Clearly, the science must drive all these decisions – which is why this industry has been focused on bringing in the best and the brightest to guide these decisions – but there is no reason that we cannot bring in community providers much earlier. There is no reason that we cannot get patient advocacy groups involved in these discussions earlier. We simply have to start thinking about this critical step of democratization earlier in the clinical development effort. Instead of taking 15 to 20 years for something to transition from an academic center into the various communities around the United States and the broader world, which I believe is the average, why not thinking about it a lot sooner to shrink that gap from 15 years to 10 years, from 10 years to 5 years, and so on.
“The call to action is to make sure that the industry and the payer community representatives are collaborating much earlier in the process.”
We are all in this industry for a reason, to impact human health. The faster that we can do it, the greater impact we have on human health. The call to action is to make sure that the industry and the payer community representatives are collaborating much earlier in the process.

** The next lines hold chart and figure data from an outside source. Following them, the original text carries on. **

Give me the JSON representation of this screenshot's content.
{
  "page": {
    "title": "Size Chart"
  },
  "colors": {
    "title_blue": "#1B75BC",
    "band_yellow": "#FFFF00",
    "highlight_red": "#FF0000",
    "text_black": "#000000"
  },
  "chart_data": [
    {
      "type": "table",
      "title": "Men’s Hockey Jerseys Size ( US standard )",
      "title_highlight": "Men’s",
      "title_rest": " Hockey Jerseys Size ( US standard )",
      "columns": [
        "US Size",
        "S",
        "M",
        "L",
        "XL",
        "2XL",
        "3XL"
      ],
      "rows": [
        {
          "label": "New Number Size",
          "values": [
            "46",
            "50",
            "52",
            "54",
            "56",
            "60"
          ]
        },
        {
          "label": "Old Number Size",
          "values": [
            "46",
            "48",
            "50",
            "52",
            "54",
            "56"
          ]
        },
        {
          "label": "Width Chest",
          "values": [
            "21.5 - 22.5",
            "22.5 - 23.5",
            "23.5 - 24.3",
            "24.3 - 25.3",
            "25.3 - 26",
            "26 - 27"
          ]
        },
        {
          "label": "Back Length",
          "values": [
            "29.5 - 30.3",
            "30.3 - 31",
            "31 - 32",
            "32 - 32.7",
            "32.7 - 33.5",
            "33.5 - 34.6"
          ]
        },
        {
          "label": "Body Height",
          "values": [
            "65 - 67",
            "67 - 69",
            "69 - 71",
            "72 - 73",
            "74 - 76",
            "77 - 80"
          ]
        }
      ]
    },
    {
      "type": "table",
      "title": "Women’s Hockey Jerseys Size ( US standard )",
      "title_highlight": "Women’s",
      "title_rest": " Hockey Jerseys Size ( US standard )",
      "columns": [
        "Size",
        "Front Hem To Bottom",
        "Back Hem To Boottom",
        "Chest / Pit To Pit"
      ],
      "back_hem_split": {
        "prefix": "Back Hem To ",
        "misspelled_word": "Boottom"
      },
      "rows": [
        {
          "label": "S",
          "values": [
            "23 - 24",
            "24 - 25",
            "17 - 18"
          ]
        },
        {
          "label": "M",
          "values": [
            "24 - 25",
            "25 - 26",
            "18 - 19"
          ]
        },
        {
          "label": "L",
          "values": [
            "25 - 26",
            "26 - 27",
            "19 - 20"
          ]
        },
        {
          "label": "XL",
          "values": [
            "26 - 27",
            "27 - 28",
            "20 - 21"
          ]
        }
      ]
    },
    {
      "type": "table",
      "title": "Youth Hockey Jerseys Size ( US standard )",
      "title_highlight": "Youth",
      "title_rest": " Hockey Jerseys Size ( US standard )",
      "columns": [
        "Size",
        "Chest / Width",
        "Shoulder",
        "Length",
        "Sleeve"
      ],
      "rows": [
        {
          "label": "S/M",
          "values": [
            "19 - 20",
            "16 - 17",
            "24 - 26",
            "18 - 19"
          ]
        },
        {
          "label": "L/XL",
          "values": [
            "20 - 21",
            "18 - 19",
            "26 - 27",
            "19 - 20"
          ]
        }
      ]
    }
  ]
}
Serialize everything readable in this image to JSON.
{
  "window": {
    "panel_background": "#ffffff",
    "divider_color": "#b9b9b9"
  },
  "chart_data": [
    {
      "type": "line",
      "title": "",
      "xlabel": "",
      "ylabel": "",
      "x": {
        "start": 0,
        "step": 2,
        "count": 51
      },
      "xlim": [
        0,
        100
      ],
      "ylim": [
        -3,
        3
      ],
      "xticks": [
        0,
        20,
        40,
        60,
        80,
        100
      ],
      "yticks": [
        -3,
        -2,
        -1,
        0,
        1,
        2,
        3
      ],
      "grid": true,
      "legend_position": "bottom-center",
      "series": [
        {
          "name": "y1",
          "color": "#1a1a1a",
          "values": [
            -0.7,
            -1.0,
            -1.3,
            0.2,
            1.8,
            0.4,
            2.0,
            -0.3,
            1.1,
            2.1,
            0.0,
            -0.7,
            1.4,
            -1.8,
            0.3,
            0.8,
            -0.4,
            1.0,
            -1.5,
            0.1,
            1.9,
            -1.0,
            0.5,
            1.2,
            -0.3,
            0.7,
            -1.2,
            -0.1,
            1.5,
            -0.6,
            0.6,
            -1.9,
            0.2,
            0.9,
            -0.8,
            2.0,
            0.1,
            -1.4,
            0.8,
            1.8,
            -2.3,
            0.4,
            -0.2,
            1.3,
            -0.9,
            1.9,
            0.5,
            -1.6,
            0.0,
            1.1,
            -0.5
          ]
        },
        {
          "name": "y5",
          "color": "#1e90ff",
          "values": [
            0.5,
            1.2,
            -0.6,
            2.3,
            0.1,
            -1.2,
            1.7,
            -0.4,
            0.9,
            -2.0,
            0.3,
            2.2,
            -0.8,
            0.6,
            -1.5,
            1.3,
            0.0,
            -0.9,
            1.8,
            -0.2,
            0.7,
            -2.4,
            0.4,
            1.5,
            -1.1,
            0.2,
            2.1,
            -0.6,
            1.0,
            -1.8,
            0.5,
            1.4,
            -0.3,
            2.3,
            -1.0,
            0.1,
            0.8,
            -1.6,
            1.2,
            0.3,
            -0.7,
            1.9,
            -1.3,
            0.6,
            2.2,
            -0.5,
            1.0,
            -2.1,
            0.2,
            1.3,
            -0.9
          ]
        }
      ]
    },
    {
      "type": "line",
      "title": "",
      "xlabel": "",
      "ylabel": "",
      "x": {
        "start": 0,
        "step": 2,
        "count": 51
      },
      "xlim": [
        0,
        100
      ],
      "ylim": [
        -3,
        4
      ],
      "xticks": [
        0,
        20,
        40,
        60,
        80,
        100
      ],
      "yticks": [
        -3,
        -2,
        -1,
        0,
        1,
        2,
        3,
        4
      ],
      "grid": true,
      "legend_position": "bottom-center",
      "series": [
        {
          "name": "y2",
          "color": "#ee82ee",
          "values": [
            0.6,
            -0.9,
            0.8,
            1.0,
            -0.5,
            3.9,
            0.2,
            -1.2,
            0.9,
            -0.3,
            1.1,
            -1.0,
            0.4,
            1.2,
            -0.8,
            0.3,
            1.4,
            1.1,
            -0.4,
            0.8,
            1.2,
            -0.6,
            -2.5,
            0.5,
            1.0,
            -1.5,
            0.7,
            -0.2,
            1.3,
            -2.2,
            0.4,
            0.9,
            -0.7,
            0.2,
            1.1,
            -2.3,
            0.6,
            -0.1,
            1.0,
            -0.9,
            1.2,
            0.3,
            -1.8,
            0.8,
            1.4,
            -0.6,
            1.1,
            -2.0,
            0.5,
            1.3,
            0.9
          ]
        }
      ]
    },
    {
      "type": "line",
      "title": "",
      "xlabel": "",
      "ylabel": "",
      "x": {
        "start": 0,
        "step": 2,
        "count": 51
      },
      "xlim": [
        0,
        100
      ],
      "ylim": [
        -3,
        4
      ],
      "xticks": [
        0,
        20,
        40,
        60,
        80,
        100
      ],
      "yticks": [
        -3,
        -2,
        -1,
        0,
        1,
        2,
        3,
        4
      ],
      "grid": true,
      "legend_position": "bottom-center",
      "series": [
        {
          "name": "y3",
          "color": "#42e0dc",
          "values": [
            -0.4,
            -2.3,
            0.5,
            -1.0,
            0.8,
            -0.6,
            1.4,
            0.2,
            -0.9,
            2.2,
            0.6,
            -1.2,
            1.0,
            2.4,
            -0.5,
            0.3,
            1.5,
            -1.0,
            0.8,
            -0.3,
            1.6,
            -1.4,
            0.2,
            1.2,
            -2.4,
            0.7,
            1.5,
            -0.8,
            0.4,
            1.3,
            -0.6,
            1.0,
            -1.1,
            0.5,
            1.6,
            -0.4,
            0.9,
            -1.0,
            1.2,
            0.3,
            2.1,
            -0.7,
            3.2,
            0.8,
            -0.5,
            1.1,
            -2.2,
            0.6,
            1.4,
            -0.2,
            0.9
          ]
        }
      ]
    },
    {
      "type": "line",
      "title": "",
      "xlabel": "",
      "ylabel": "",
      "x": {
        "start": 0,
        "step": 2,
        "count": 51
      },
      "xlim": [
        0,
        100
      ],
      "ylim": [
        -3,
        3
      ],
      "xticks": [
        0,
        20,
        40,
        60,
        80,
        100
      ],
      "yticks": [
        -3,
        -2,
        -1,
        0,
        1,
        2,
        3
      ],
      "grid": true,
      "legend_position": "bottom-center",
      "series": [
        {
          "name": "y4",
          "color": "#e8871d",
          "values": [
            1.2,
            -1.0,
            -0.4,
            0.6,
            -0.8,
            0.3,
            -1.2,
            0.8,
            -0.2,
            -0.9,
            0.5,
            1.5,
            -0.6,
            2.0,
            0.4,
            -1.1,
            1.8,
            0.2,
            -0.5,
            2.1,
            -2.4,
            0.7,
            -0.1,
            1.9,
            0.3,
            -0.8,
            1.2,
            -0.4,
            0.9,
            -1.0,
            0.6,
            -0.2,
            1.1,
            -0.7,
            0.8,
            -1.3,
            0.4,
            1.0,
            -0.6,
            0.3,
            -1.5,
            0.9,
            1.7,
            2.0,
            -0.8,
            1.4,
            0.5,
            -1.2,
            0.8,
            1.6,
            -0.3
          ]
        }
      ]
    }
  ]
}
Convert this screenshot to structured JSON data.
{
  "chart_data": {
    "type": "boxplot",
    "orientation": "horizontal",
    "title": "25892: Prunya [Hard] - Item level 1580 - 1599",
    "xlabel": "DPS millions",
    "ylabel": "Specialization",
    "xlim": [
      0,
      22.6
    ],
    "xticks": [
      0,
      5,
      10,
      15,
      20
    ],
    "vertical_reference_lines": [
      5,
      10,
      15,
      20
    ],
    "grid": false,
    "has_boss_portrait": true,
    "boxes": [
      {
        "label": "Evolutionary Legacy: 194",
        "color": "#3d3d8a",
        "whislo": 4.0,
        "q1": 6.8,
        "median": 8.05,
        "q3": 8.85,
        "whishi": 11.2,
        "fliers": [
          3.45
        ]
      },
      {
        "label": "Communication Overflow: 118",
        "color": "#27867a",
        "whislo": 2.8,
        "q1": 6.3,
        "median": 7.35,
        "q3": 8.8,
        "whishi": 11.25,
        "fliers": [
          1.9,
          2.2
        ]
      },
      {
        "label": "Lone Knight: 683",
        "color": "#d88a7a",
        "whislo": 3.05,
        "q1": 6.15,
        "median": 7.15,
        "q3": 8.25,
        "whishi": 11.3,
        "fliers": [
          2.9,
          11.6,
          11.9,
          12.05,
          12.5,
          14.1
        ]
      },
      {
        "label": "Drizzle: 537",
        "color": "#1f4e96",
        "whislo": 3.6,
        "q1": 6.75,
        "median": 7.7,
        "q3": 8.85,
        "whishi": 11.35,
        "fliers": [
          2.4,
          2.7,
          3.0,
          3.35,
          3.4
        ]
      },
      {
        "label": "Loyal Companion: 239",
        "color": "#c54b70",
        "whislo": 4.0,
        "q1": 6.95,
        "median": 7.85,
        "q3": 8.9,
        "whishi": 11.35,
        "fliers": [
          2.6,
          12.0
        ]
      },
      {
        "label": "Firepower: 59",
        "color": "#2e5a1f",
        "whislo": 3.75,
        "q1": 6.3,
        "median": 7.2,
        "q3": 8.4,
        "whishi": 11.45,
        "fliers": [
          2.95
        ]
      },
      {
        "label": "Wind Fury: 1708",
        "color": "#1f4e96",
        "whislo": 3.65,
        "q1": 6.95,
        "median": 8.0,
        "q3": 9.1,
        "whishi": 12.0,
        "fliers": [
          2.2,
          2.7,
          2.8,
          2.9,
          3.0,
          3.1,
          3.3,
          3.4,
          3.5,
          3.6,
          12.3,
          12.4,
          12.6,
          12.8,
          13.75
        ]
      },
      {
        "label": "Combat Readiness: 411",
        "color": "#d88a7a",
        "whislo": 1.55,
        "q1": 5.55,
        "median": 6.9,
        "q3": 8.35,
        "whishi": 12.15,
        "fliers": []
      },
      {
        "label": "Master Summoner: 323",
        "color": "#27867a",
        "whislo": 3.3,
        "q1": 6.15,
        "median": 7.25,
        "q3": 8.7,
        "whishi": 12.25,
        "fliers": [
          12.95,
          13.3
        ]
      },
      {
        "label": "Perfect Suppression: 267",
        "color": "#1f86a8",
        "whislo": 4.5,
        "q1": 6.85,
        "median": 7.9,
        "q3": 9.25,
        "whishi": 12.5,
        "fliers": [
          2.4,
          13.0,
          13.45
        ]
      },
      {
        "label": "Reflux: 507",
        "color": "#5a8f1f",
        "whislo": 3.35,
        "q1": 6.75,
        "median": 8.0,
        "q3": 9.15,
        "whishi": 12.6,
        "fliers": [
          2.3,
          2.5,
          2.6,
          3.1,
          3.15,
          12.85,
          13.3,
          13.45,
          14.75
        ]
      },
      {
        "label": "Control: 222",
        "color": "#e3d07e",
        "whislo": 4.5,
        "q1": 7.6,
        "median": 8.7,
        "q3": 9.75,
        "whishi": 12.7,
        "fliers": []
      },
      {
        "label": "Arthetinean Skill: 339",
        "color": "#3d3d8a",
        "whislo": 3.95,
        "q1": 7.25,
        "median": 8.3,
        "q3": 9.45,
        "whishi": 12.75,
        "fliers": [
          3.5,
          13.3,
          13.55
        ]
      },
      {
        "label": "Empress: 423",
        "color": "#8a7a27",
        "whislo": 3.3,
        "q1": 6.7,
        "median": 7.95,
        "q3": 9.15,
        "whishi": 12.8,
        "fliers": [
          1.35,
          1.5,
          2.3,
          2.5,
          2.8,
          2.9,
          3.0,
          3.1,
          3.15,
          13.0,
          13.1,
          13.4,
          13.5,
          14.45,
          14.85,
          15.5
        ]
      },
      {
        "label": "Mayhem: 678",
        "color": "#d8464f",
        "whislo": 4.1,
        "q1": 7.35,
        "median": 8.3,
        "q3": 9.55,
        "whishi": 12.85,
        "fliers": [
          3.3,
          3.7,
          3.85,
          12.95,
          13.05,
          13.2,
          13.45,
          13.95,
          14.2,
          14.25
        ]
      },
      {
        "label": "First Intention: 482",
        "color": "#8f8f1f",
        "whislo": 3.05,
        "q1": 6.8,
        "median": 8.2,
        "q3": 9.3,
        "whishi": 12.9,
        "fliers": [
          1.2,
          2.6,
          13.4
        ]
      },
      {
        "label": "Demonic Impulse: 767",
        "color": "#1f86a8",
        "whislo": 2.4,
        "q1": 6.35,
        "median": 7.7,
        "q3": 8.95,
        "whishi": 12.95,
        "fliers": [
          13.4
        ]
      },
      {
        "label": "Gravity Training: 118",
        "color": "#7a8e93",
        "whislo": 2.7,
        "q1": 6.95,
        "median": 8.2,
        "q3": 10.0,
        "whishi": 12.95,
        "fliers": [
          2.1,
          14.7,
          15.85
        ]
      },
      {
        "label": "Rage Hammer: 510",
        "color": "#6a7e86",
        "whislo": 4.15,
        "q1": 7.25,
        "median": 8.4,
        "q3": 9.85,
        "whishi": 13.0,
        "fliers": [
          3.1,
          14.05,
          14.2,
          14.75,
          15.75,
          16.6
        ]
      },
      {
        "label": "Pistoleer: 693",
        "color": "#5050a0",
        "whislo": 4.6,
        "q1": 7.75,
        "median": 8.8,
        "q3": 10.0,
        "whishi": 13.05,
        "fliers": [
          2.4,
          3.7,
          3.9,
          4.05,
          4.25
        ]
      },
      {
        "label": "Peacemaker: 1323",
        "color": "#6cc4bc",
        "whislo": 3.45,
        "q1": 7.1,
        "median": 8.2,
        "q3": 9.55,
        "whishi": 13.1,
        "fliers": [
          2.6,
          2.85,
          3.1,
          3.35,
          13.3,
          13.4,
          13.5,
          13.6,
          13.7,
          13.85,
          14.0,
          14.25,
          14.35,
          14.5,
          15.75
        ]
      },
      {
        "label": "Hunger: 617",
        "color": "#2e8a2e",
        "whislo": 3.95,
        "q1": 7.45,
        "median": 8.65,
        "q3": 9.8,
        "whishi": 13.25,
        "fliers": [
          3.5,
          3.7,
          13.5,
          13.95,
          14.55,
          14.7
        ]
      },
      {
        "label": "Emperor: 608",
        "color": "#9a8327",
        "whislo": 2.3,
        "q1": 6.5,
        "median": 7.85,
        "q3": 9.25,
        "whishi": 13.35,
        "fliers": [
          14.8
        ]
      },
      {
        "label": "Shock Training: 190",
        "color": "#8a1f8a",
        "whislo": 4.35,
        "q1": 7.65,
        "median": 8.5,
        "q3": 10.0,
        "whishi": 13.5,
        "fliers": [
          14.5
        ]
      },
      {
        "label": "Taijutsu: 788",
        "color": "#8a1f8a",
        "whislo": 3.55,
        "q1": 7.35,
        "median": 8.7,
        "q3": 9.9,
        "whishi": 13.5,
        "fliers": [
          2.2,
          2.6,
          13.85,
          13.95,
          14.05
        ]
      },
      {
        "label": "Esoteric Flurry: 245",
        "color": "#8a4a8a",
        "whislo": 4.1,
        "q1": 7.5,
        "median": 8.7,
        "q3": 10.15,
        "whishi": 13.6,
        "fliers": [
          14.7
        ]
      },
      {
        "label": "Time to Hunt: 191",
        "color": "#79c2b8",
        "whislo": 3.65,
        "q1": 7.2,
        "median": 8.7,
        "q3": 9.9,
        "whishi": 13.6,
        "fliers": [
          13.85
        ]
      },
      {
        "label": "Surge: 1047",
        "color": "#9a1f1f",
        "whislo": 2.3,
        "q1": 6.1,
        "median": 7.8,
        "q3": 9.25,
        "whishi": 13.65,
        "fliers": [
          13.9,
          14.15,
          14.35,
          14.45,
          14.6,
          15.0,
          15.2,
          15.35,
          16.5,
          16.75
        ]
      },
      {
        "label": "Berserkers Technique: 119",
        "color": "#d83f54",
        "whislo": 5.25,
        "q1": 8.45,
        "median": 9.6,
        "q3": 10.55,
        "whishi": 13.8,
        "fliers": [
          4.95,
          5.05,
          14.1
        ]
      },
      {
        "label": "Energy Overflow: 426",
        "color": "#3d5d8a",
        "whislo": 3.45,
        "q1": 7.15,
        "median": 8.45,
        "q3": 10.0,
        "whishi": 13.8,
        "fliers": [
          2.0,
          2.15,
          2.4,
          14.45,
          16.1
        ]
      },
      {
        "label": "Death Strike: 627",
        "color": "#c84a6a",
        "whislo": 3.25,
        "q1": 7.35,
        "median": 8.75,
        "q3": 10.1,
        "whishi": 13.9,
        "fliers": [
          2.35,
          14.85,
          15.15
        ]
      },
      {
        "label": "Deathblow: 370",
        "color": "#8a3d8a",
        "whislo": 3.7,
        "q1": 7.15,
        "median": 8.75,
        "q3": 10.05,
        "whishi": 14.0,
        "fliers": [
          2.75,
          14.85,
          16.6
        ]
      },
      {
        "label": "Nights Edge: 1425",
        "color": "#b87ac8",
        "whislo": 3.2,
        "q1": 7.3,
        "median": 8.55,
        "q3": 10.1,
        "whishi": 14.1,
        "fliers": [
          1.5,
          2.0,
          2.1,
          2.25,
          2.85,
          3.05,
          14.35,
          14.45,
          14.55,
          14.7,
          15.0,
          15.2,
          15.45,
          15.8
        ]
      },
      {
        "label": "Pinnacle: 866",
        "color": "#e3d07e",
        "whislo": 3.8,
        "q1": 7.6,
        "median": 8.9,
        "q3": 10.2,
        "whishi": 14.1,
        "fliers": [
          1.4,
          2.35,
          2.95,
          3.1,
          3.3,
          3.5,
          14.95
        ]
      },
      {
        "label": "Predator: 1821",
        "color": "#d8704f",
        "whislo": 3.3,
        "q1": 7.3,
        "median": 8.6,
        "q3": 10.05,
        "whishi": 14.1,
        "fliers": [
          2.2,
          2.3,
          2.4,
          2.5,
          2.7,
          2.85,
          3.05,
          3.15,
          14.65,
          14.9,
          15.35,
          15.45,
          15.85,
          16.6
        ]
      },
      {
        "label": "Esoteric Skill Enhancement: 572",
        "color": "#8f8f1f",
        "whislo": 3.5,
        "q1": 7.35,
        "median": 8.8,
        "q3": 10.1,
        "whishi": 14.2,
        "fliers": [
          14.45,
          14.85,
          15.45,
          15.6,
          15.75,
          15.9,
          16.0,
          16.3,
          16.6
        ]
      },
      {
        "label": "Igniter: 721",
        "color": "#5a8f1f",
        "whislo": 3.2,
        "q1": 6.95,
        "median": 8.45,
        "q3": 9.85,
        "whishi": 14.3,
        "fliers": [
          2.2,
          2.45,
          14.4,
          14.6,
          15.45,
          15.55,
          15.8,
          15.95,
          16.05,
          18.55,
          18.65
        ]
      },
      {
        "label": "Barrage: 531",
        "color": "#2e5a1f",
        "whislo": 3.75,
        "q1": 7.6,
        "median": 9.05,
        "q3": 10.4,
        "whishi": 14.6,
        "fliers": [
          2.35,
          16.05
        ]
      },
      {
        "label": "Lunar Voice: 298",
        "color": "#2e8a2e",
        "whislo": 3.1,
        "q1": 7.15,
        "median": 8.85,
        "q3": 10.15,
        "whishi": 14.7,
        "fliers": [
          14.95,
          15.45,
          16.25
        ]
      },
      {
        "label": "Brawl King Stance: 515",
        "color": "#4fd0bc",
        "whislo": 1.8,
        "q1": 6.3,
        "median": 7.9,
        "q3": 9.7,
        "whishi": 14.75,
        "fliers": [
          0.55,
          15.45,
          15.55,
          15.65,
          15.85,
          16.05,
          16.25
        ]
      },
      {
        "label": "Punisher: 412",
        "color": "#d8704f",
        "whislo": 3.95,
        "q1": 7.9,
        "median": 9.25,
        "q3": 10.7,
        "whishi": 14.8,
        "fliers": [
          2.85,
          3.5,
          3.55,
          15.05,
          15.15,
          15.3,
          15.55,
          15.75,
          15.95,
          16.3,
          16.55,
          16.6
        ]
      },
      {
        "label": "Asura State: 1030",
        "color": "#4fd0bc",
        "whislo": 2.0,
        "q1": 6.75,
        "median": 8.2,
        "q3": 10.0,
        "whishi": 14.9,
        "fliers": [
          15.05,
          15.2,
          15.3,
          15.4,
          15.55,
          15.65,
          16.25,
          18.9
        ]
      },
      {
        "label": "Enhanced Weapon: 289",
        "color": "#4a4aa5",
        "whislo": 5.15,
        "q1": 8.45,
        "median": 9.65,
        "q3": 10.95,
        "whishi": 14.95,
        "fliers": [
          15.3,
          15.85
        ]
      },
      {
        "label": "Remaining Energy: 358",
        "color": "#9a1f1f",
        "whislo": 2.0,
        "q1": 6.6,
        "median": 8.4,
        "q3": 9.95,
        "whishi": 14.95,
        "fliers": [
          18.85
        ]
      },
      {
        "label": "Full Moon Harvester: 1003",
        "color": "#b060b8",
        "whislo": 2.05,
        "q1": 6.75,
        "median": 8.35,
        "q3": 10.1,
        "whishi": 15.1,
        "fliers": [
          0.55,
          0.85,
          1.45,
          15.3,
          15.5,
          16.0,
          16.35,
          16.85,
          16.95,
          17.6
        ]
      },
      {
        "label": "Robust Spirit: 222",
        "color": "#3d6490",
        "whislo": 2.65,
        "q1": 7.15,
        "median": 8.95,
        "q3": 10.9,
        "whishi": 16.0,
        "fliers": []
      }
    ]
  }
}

Let us start these discussions early, and let us set some goals for what this data needs to look like for the payers early. We have seen this latter scenario play out often in the past – especially true on the diagnostic side – with payers engaged too late saying, “Oh, great effort, but you missed the goalpost. You have to go back and try it all over again.” There’s no reason we should be doing that in 2020. We should be communicating much earlier. We should be working together to set the goals, so if the studies achieve them, there should be very few questions left about whether or not something is A) cost effective and B) able to get reimbursed.